192 of 224 people found the following review helpful
It's life, Rick, but not as we know it...,
By A Customer
This review is from: Do Androids Dream of Electric Sheep?: The inspiration for the films Blade Runner and Blade Runner 2049 (Paperback)
Sometimes one wonders why some people even bother to read. If you are a fan of the movie Blade Runner, and you are a little disapointed by this book, then shame on you. You shouldn't be reading books in the first place then! Rarely can movies capture all the themes and ideas of a book, and rarely can books capture the artistic cinematography of film. The two media are separate. Treat them as such.

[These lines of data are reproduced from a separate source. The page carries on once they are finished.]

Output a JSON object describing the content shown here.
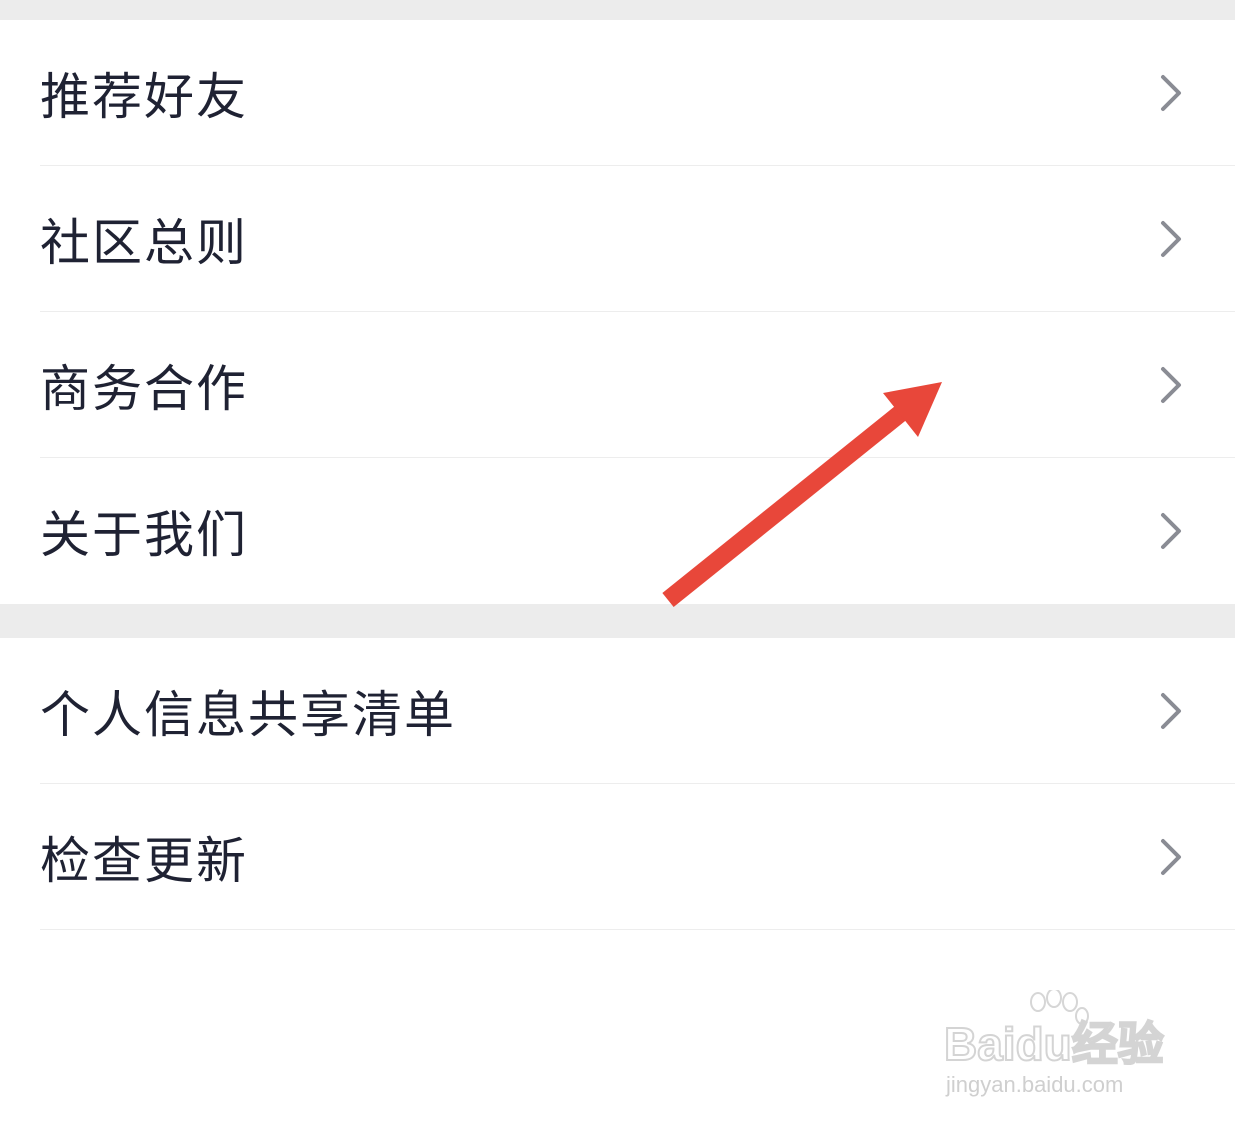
{
  "menu_group_1": [
    {
      "label": "推荐好友"
    },
    {
      "label": "社区总则"
    },
    {
      "label": "商务合作"
    },
    {
      "label": "关于我们"
    }
  ],
  "menu_group_2": [
    {
      "label": "个人信息共享清单"
    },
    {
      "label": "检查更新"
    }
  ],
  "annotation": {
    "arrow_color": "#e8473a"
  },
  "watermark": {
    "brand": "Baidu经验",
    "url": "jingyan.baidu.com"
  },
  "icons": {
    "chevron": "chevron-right-icon"
  }
}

What Blade Runner and Do Androids Dream of Electric Sheep? are about is the routine of police bounty hunter Rick Deckard. His job is to hunt down and "retire" fugitive androids. But what the movie only scratched the surface of is WHY those androids are fugitives. Fans of the character of Data from Star Trek, or of the computer Mike from Heinlein's The Moon is a Harsh Mistress will find the familiar theme of what it is that defines the difference between artificial intelligence and artificial life.

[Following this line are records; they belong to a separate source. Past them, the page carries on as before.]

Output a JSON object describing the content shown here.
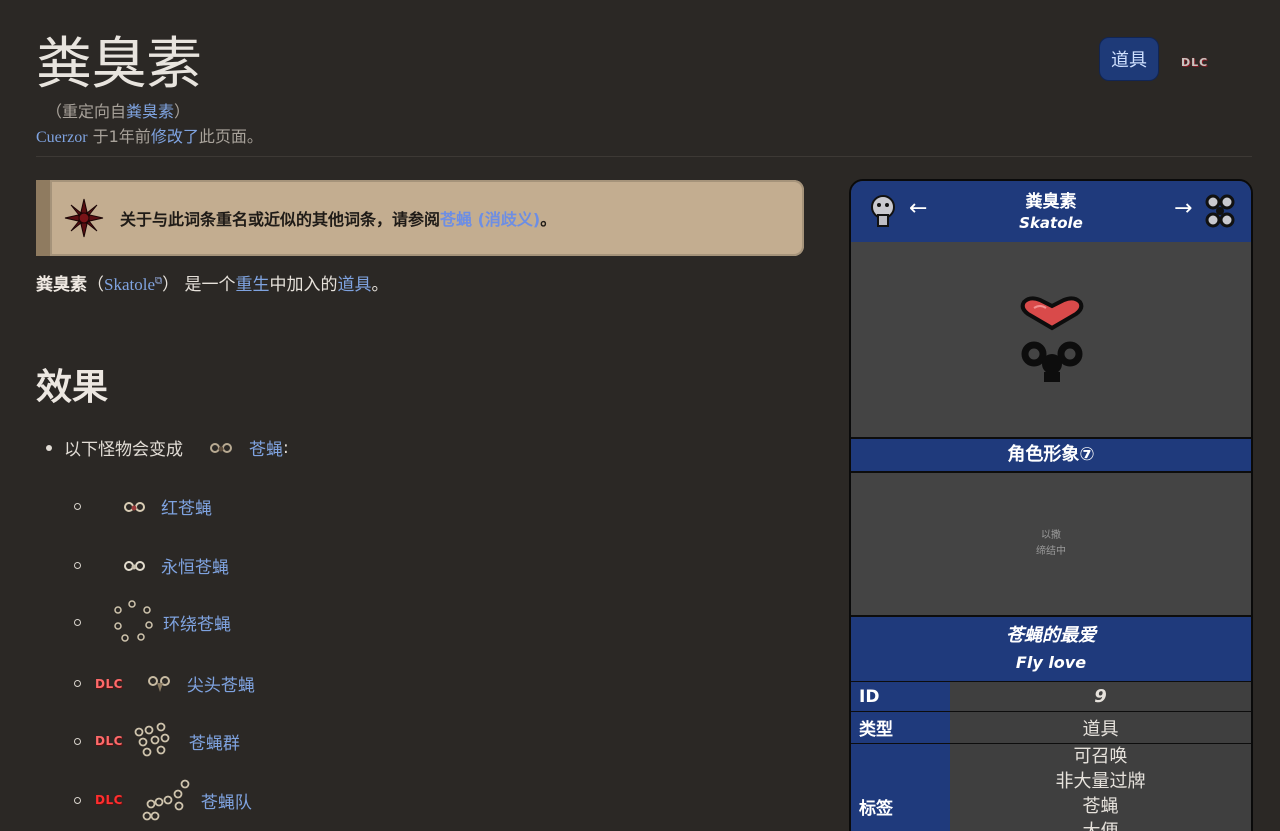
{
  "page": {
    "title": "粪臭素",
    "redirect_prefix": "（重定向自",
    "redirect_link": "粪臭素",
    "redirect_suffix": "）",
    "editor": "Cuerzor",
    "edit_mid": " 于1年前",
    "edit_link": "修改了",
    "edit_suffix": "此页面。"
  },
  "header_buttons": {
    "item_label": "道具",
    "dlc_label": "DLC"
  },
  "notice": {
    "prefix": "关于与此词条重名或近似的其他词条，请参阅",
    "link": "苍蝇 (消歧义)",
    "suffix": "。"
  },
  "intro": {
    "name": "粪臭素",
    "open": "（",
    "english": "Skatole",
    "close": "）",
    "mid": " 是一个",
    "link1": "重生",
    "mid2": "中加入的",
    "link2": "道具",
    "end": "。"
  },
  "section": {
    "title": "效果"
  },
  "list": {
    "lead": "以下怪物会变成",
    "lead_link": "苍蝇",
    "lead_colon": ":",
    "items": [
      {
        "dlc": "",
        "label": "红苍蝇"
      },
      {
        "dlc": "",
        "label": "永恒苍蝇"
      },
      {
        "dlc": "",
        "label": "环绕苍蝇"
      },
      {
        "dlc": "DLC",
        "label": "尖头苍蝇"
      },
      {
        "dlc": "DLC",
        "label": "苍蝇群"
      },
      {
        "dlc": "DLC",
        "label": "苍蝇队"
      }
    ]
  },
  "infobox": {
    "name": "粪臭素",
    "name_en": "Skatole",
    "prev_arrow": "←",
    "next_arrow": "→",
    "character_band": "角色形象⑦",
    "placeholder_l1": "以撒",
    "placeholder_l2": "缔结中",
    "quote": "苍蝇的最爱",
    "quote_en": "Fly love",
    "rows": {
      "id_key": "ID",
      "id_val": "9",
      "type_key": "类型",
      "type_val": "道具",
      "tags_key": "标签",
      "tags": [
        "可召唤",
        "非大量过牌",
        "苍蝇",
        "大便"
      ]
    }
  },
  "colors": {
    "accent_blue": "#1f3a7c",
    "link": "#7fa3e0",
    "background": "#2b2825",
    "notice": "#c3ad90"
  }
}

This is the realization that Deckard comes to and must deal with: these androids are not mere machines with off-switches, they are living creatures, aware of their own existence and their own mortality. In the post-nuclear holocaust world that Deckard exists in, humans define life by their ability to feel empathy. Empathy for the lives of each other, empathy for the lives of the remaining animal species of earth decimated by fallout, or empathy for artificial life. Eventually, Deckard questions his own ability to feel empathy, and therefore, his own humanity. For if being alive is about feeling empathy, then how can he truly be alive without feeling empathy for the living machines whose job it is for him to kill.

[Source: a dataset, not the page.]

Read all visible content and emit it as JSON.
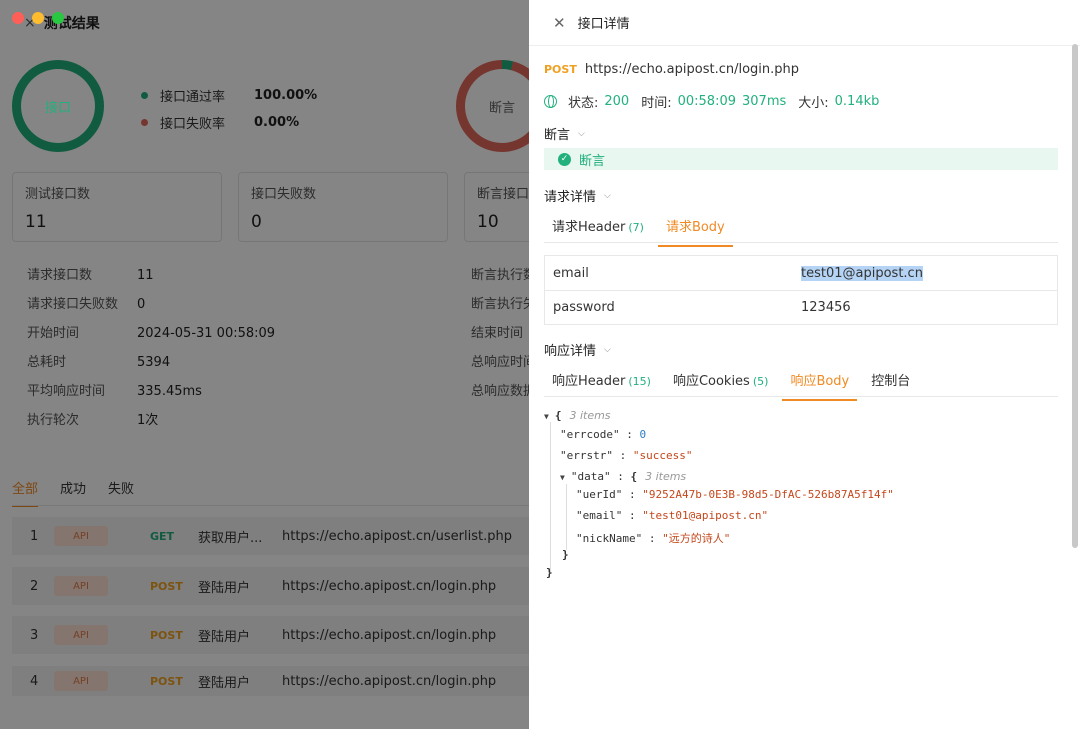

In the film version, Rutger Hauer's performance as one of the androids briefly captured the theme of the book, but it was never really explored and was instead sacrificed for artistic license. If you were intrigued by special effects, skip this book and rent Terminator 2. If you were intrigued by the question of artificial intelligence and artificial life, then you may want to ask if androids really DO dream of electric sheep.
Sort: Oldest first | Newest first
Showing 1-5 of 5 posts in this discussion
Initial post: Mar 24, 2007, 11:47:45 PM PDT
Chilly Polly says:
Yet another reviewer, possibly misled by the unfaithful film, entirely misses the point of Philip K. Dick's decidedly anti-robot novel. In the novel, the androids ARE mere machines. They are things pretending to be people, except that the pretense is horrifyingly effective. Androids DON'T dream of electric sheep, but, ironically, humans can. Hence, Deckard's humanity is damaged by the entirely-necessary task of rooting out and destroying the impostor machines.
Posted on May 24, 2007, 8:46:10 AM PDT
C. A. Luster says:
You are one of the few book reviewers I know that understands and appreciates the difference between the two artforms of books and movies. As a movie reviewer I rarely rate a book as I am out of my element. Now if I can just get book reviewers to stay away from movie reviews I will be a happy camper. I applaud you critic. Keep up the good work.
Posted on Feb 24, 2008, 7:37:04 AM PST
Simeon Lowe says:
Posted on Apr 9, 2008, 9:59:42 PM PDT
wag your finger harder why not
In reply to an earlier post on Mar 31, 2009, 2:43:53 PM PDT
John Hevelin says:
I don't pretend to have fully digested this book yet, but I'm not sure it's accurate to call it "decidedly anti-robot." I think Dick is exploring the idea of what constitutes "life": is Deckerd's wife Iran as she is portrayed at the beginning of the book more "alive" than the android Rachael? And what are we to make of Iran's decision to care for the electronic toad at the end of book? The androids' main flaw is their lack of empathy, but I don't think Dick is saying that they couldn't be built with this quality. Lots of questions.